Chris Angelico writes:

 > Both processes are using the virtual memory. Either or both could be
 > using physical memory. Assuming they haven't written to the pages
 > (which is the case with executables - the system mmaps the binary into
 > your memory space as read-only), and assuming that those pages are
 > backed by physical memory, which process is using that memory?

One doesn't know.  Clever side-channel attacks aside, I don't care,
and I don't see how it could matter.

 > >  > Tell me, which process is responsible for libc being in memory?
 > >  > Other than, like, all of them?
 > >
 > > Yes.  Why would you want a different answer?
 > 
 > Because that would mean that I have way more *physical* memory in use
 > than I actually have chips on the motherboard for.

No, that's like saying that because you have multiple links to a file
on disk you're using more physical disk than you have.

 > Yes, virtual memory can be over-allocated, but physical memory
 > can't.

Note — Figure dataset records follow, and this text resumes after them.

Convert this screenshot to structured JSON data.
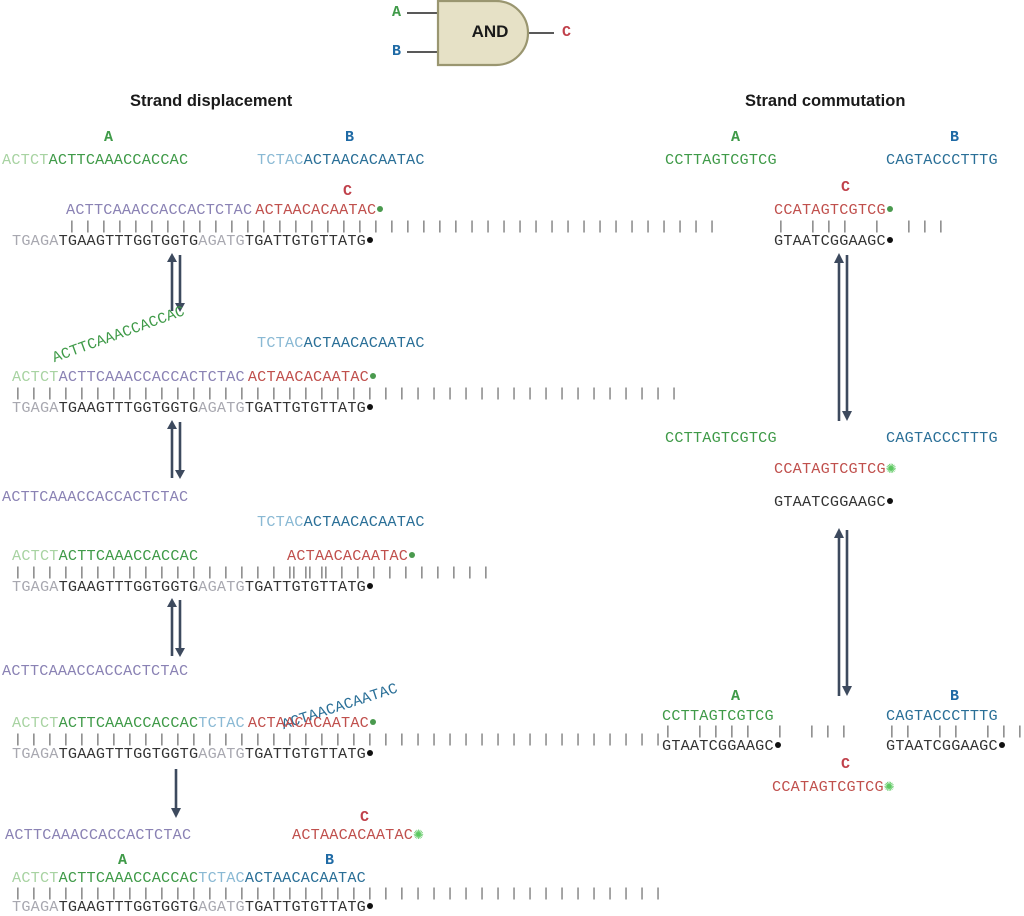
{
  "gate": {
    "label": "AND",
    "input_a": "A",
    "input_b": "B",
    "output": "C",
    "fill_color": "#e6e1c6",
    "stroke_color": "#9a9670"
  },
  "colors": {
    "strand_a": "#3f9a48",
    "strand_b": "#2a6f97",
    "strand_c": "#c0504d",
    "threshold": "#8a82b4",
    "template": "#333333",
    "fluorophore_quenched": "#4a9a4e",
    "fluorophore_active": "#5cc860",
    "arrow": "#3d4a5e"
  },
  "displacement": {
    "title": "Strand displacement",
    "state1": {
      "label_a": "A",
      "label_b": "B",
      "label_c": "C",
      "a_toe": "ACTCT",
      "a_main": "ACTTCAAACCACCAC",
      "b_toe": "TCTAC",
      "b_main": "ACTAACACAATAC",
      "threshold": "ACTTCAAACCACCACTCTAC",
      "output": "ACTAACACAATAC",
      "pairs": "| | | | | | | | | | | | | | | | | | | | | | | | | | | | | | | | | | | | | | | | |",
      "tmpl_1": "TGAGA",
      "tmpl_2": "TGAAGTTTGGTGGTG",
      "tmpl_3": "AGATG",
      "tmpl_4": "TGATTGTGTTATG"
    },
    "state2": {
      "a_toe": "ACTCT",
      "a_tail": "ACTTCAAACCACCAC",
      "b_toe": "TCTAC",
      "b_main": "ACTAACACAATAC",
      "threshold": "ACTTCAAACCACCACTCTAC",
      "output": "ACTAACACAATAC",
      "pairs": "| | | | | | | | | | | | | | | | | | | | | | | | | | | | | | | | | | | | | | | | | |",
      "tmpl_1": "TGAGA",
      "tmpl_2": "TGAAGTTTGGTGGTG",
      "tmpl_3": "AGATG",
      "tmpl_4": "TGATTGTGTTATG"
    },
    "state3": {
      "released_threshold": "ACTTCAAACCACCACTCTAC",
      "b_toe": "TCTAC",
      "b_main": "ACTAACACAATAC",
      "a_toe": "ACTCT",
      "a_main": "ACTTCAAACCACCAC",
      "output": "ACTAACACAATAC",
      "pairs_left": "| | | | | | | | | | | | | | | | | | | |",
      "pairs_right": "| | | | | | | | | | | | |",
      "tmpl_1": "TGAGA",
      "tmpl_2": "TGAAGTTTGGTGGTG",
      "tmpl_3": "AGATG",
      "tmpl_4": "TGATTGTGTTATG"
    },
    "state4": {
      "released_threshold": "ACTTCAAACCACCACTCTAC",
      "a_toe": "ACTCT",
      "a_main": "ACTTCAAACCACCAC",
      "b_toe": "TCTAC",
      "b_tail": "ACTAACACAATAC",
      "output": "ACTAACACAATAC",
      "pairs": "| | | | | | | | | | | | | | | | | | | | | | | | | | | | | | | | | | | | | | | | |",
      "tmpl_1": "TGAGA",
      "tmpl_2": "TGAAGTTTGGTGGTG",
      "tmpl_3": "AGATG",
      "tmpl_4": "TGATTGTGTTATG"
    },
    "state5": {
      "released_threshold": "ACTTCAAACCACCACTCTAC",
      "label_c": "C",
      "released_output": "ACTAACACAATAC",
      "label_a": "A",
      "label_b": "B",
      "a_toe": "ACTCT",
      "a_main": "ACTTCAAACCACCAC",
      "b_toe": "TCTAC",
      "b_main": "ACTAACACAATAC",
      "pairs": "| | | | | | | | | | | | | | | | | | | | | | | | | | | | | | | | | | | | | | | | |",
      "tmpl_1": "TGAGA",
      "tmpl_2": "TGAAGTTTGGTGGTG",
      "tmpl_3": "AGATG",
      "tmpl_4": "TGATTGTGTTATG"
    }
  },
  "commutation": {
    "title": "Strand commutation",
    "state1": {
      "label_a": "A",
      "label_b": "B",
      "label_c": "C",
      "strand_a": "CCTTAGTCGTCG",
      "strand_b": "CAGTACCCTTTG",
      "output": "CCATAGTCGTCG",
      "pairs": "|   | | |   |   | | |",
      "template": "GTAATCGGAAGC"
    },
    "state2": {
      "strand_a": "CCTTAGTCGTCG",
      "strand_b": "CAGTACCCTTTG",
      "output": "CCATAGTCGTCG",
      "template": "GTAATCGGAAGC"
    },
    "state3": {
      "label_a": "A",
      "label_b": "B",
      "label_c": "C",
      "strand_a": "CCTTAGTCGTCG",
      "pairs_a": "|   | | | |   |   | | |",
      "template_a": "GTAATCGGAAGC",
      "strand_b": "CAGTACCCTTTG",
      "pairs_b": "| |   | |   | | | |   |",
      "template_b": "GTAATCGGAAGC",
      "output": "CCATAGTCGTCG"
    }
  }
}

How do you measure where your physical memory is being used,
 > if adding up the usage of all processes exceeds the available
 > resources?

lsof can do it, I guess.  The kernel knows which pages of which
processes' virtual memory are backed by physical memory.  But just as
running over the array of inodes tells you how much physical disk is
allocated, without looking at directories to find out what it's
allocated to, the kernel probably has a bitmap or similar so it knows
which pages of physical memory are in use.